44 minutes in, and I still didn’t have a good plot summary.  That’s kinda fucked.  However, at 50 minutes in, we learn that Hitler is possibly taking over the world with an undead army.  Possibly.  Maybe.  Maybe not.  Look, I’m still waiting for a coherent plot and the movie is over.

Plot-issues aside (far, far aside), this movie is packed so full of cultural references that, in ten years, no one is going to get a single joke that isn’t about her size.  We’ve got Blade, Blade II, The Matrix, The Dark Knight, Precious, Dancing with the Stars, Nosferatu, and probably about a dozen that I didn’t catch because I live under a rock.  Doing this amount of time-stamping on a film is bone-headed.

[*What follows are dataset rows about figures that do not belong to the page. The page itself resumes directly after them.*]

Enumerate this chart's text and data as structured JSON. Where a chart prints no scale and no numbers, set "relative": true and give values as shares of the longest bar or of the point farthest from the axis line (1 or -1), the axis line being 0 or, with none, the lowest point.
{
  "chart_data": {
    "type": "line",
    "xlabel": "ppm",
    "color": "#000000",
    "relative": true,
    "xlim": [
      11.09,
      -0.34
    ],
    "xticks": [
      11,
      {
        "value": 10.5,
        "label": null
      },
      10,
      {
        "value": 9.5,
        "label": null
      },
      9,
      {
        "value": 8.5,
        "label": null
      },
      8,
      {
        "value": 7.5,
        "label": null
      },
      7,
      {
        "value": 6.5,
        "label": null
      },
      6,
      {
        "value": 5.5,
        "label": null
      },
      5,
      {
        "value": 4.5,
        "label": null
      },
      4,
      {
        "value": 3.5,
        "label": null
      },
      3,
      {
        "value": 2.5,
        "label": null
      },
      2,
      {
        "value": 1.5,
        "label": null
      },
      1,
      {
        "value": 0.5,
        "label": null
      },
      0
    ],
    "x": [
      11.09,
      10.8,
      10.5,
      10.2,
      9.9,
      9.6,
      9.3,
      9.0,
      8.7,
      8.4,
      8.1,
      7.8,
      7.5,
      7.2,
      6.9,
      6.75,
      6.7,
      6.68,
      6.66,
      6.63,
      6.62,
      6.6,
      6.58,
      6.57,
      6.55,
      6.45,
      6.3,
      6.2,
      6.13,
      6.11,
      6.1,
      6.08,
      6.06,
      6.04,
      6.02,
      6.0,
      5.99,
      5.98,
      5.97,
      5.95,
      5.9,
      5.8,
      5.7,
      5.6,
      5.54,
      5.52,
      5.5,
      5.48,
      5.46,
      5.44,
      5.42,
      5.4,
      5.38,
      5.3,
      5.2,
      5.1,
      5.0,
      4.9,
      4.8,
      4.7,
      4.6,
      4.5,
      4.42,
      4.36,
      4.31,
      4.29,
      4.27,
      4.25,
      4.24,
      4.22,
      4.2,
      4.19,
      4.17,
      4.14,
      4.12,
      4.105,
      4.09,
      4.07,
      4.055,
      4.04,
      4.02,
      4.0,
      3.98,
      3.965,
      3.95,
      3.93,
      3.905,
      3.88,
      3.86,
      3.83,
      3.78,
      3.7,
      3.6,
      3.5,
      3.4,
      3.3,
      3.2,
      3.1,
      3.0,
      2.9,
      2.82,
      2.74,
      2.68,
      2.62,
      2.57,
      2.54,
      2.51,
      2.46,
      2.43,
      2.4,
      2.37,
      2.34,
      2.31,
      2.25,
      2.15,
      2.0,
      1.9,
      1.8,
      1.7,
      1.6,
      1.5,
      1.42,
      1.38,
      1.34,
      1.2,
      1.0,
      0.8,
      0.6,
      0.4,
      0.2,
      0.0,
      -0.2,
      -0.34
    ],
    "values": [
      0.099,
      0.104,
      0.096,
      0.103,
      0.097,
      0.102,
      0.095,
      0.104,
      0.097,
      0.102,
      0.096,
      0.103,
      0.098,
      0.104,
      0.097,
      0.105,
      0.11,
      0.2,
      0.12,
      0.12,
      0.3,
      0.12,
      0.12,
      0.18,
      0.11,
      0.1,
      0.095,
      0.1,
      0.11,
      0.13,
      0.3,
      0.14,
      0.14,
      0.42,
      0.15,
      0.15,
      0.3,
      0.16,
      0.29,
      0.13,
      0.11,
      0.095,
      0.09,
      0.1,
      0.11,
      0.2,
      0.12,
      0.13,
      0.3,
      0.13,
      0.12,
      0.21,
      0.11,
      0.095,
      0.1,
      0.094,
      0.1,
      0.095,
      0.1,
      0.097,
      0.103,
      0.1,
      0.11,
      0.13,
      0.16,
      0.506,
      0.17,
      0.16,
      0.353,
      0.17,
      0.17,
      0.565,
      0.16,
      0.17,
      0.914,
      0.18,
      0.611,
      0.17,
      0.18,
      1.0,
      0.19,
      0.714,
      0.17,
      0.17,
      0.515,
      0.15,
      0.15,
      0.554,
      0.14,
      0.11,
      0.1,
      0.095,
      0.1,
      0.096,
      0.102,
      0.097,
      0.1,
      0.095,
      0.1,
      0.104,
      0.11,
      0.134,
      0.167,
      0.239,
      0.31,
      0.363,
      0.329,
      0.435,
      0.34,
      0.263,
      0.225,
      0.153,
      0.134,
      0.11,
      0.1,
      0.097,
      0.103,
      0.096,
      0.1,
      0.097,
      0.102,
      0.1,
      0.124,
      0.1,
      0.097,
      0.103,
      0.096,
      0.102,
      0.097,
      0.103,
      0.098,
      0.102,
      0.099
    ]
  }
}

The tone of her hands doesn’t actually need to match her face.  (Still kinda hot, though.)

However, there were some great lines that actually had me laughing out loud (“LOL” for those of you that no longer use your words), like:

“Honey, there’s no black people in this movie so the whore’s probably going to die first.”

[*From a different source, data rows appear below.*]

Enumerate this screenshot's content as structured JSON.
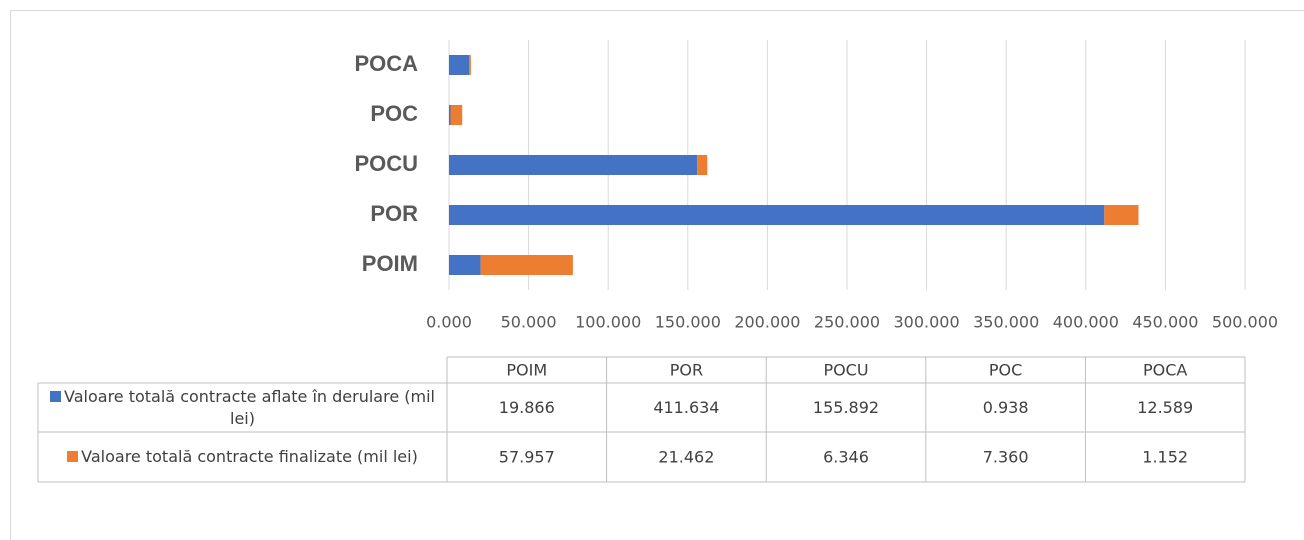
{
  "chart_data": {
    "type": "stacked_barh",
    "categories": [
      "POIM",
      "POR",
      "POCU",
      "POC",
      "POCA"
    ],
    "series": [
      {
        "name": "Valoare totală contracte aflate în derulare (mil lei)",
        "color": "#4472c4",
        "values": [
          19.866,
          411.634,
          155.892,
          0.938,
          12.589
        ],
        "value_labels": [
          "19.866",
          "411.634",
          "155.892",
          "0.938",
          "12.589"
        ]
      },
      {
        "name": "Valoare totală contracte finalizate (mil lei)",
        "color": "#ed7d31",
        "values": [
          57.957,
          21.462,
          6.346,
          7.36,
          1.152
        ],
        "value_labels": [
          "57.957",
          "21.462",
          "6.346",
          "7.360",
          "1.152"
        ]
      }
    ],
    "xlim": [
      0,
      500
    ],
    "xticks": [
      {
        "value": 0,
        "label": "0.000"
      },
      {
        "value": 50,
        "label": "50.000"
      },
      {
        "value": 100,
        "label": "100.000"
      },
      {
        "value": 150,
        "label": "150.000"
      },
      {
        "value": 200,
        "label": "200.000"
      },
      {
        "value": 250,
        "label": "250.000"
      },
      {
        "value": 300,
        "label": "300.000"
      },
      {
        "value": 350,
        "label": "350.000"
      },
      {
        "value": 400,
        "label": "400.000"
      },
      {
        "value": 450,
        "label": "450.000"
      },
      {
        "value": 500,
        "label": "500.000"
      }
    ],
    "grid": true,
    "data_table": true
  }
}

“I’ve never seen anybody move like you do– like a caged rhino that hasn’t been fed in weeks.”

Watching this movie was a bit weird for me.  For most of it, I was sitting there feeling really bad for the lead actress.  Who wants to be the star of a film that focuses on a part of their body (or all of their body?) that is considered by most to be, at minimum, unattractive?  Who wants to be the constant butt of jokes and be force-fed into a romance role?  This movie, to me, felt like a stab at fat people.  Well, repeated stabs.  Machine gun-speed stabs liberally spread over the course of an hour and some change.

You and me could have a bad romance.  (Still kinda… no.  No, it’s not.)

But then I saw that Hollister was one of the writers for the script.  That turns my concern on its head.  She willingly wrote a movie called Blubberella that makes joke after joke about how huge her vagina must be.  That compares her to various oversize jungle animals.  That’s quite unexpected.  I don’t really know what to think about it, but I really want to sit down with her now and find out her take.

Was the movie good?  No.  But it was entertaining– mostly.  Some parts ran a little dry, some parts you knew Boll was giving the finger to various movie people.  And Hollister is fucking amazing.  I fell in love with her during the first half of the movie, watching her act out a scene with her “mother” when she gave the best puppy dog eyes I have ever seen.  

So if you want a cute little romp where the plot-line follows in the path of those damned “Family Circus” kids and is full of fat jokes, sex jokes, and gay jokes (the character of flaming Vadge was killer), queue this up on Netflix on Demand.